In an effort to allow this procedure, the Human Fertilisation and Embryology Authority (HFEA) repeats the claim that 1 in 200 children is born each year with a form of mitochondrial disease. In fact only 1 in 5,000 (R. H. Haas et al. Pediatrics 120;1326–1333; 2007) appears to suffer in this way. Further, of those who have DNA defects, a good proportion of them have defects in both nuclear as well as mitochondrial DNA. What this suggests is that mitochondrial replacement would not, in any case, assist them all and still less answer the ethical concerns about multi-bio-parenting. There are ongoing safety concerns about the procedure. Evidence from early stage embryos cannot predict what it will mean for children created by such means. The HFEA, initially required that pro-nuclear transfer, be tested in non-human primates. When US researchers found the technique to be unsuccessful in macaques the condition was abandoned. The HFEA assures us that there is widespread consent to the procedure. There is no such thing. A publically conducted survey of 1,800 respondents found that a majority opposed mitochondrial replacement. The workshops (advertised amongst those favourable to the procedures) with groups of 30 select people, public opinion surveys, small focus groups and meetings with proponents of the new eugenics, are far from open and informed public consultation exercises.

As with other ethically suspect industries, like the slave trade, those with important evidence about the trade are ignored and marginalised. Their voice barely rates a mention in the race to open new markets for ever more manufactured and designed human beings. Once a child’s characteristics can be chosen, rest assured a market will emerge in bio-Barbies and bio-Kens, a functional feature of the manufacturing capacities of the Western world.
Indeed this control over human characteristics is precisely what motivates the current race towards multiple bio-parents. While design happens in a crude manner already with commissioning parties choosing the characteristics of the gamete donor, the child is still guaranteed one bio-father and one bio-mother. This legal guarantee disappeared today.

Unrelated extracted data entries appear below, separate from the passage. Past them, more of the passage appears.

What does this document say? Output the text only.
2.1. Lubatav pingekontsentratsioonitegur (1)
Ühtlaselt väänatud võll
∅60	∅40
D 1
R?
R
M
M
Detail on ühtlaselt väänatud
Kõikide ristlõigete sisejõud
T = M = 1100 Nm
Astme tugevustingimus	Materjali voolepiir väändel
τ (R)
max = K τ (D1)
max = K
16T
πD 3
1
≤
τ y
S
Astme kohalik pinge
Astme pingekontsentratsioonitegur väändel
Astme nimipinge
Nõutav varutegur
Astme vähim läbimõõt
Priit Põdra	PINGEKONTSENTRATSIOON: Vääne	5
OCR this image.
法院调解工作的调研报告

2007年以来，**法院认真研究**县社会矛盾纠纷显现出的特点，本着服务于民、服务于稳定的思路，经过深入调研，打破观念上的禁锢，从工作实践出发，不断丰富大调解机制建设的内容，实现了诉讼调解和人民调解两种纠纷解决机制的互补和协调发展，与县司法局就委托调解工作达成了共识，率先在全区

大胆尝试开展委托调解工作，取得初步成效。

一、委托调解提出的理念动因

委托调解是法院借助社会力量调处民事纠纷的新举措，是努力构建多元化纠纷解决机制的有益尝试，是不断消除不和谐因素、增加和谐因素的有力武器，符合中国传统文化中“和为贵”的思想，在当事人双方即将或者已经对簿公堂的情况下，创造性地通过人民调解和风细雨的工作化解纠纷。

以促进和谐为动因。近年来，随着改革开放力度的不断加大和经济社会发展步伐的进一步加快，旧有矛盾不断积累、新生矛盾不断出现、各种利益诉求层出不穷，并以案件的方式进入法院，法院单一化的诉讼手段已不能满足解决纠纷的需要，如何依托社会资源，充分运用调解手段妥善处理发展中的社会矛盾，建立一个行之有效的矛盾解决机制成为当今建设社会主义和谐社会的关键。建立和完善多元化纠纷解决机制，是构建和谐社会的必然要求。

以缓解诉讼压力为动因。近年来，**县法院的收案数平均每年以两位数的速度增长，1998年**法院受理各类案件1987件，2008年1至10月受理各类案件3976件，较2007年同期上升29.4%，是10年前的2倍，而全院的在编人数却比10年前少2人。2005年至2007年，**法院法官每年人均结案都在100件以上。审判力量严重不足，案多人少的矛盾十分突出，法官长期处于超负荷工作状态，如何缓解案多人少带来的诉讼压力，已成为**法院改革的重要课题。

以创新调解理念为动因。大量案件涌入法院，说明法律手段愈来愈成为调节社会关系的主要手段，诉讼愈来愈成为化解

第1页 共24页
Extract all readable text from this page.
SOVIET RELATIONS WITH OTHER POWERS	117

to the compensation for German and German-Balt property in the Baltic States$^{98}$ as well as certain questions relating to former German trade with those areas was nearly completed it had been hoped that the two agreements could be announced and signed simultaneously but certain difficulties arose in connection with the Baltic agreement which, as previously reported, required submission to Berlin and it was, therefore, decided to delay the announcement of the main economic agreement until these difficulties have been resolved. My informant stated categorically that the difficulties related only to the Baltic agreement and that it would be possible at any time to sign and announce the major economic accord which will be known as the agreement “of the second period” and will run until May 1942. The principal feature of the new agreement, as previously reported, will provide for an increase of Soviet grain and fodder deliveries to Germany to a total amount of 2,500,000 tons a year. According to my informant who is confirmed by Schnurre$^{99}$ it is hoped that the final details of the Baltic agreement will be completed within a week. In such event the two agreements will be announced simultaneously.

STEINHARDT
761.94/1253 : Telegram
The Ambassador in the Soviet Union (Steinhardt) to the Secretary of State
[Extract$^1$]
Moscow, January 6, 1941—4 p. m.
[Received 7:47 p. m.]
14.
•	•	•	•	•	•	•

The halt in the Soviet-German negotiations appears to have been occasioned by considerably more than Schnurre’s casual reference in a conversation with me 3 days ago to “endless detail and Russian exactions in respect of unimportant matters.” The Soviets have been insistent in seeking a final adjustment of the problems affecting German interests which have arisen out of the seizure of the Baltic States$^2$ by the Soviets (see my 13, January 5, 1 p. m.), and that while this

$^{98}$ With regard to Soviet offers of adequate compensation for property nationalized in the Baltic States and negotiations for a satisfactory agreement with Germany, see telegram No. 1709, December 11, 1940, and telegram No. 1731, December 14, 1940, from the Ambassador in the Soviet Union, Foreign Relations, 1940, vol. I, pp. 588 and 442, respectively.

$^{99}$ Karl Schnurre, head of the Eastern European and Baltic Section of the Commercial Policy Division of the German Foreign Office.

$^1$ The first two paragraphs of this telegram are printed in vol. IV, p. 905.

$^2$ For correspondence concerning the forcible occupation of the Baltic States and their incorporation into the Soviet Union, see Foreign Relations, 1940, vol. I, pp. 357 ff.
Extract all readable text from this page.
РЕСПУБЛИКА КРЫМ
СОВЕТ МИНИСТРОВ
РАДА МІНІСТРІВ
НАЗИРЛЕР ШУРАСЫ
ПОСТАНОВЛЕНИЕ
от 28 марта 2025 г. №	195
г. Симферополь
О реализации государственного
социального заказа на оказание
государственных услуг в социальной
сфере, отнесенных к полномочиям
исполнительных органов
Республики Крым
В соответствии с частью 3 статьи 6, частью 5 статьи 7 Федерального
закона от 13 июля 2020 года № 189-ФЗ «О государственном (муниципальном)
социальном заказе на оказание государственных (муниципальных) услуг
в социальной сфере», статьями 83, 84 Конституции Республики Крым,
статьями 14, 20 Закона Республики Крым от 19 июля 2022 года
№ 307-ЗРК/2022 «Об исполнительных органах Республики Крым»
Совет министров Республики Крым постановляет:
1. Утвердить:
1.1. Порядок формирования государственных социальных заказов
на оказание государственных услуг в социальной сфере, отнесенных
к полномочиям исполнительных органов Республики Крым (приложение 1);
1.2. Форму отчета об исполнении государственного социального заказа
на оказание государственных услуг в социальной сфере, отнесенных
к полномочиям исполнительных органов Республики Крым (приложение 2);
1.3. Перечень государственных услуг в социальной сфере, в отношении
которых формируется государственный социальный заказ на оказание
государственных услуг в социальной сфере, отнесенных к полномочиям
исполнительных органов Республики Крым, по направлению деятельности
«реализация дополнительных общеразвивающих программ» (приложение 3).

Today’s development introduces entirely new aspects of human genetic design and invites a whole new human design industry. Marcy Darnovsky writes in Nature ( M. Darnovsky, “A Slippery Slope to Human Germ-Line Modification’ 144 (2013) Nature 127) that “The question raised by these proposals is whether a risky technique, which would at best benefit a small number of women, justifies shredding a global agreement with profound significance for the human future.”

Given the UK’s decision to trigger an biotech industry in designing the human being, a thing that has radical implications for the human species, it is time for an international moratorium on technologies that introduce the possibility of human germ-line gene manipulation so that the implications for the species as well as the individuals created can be considered.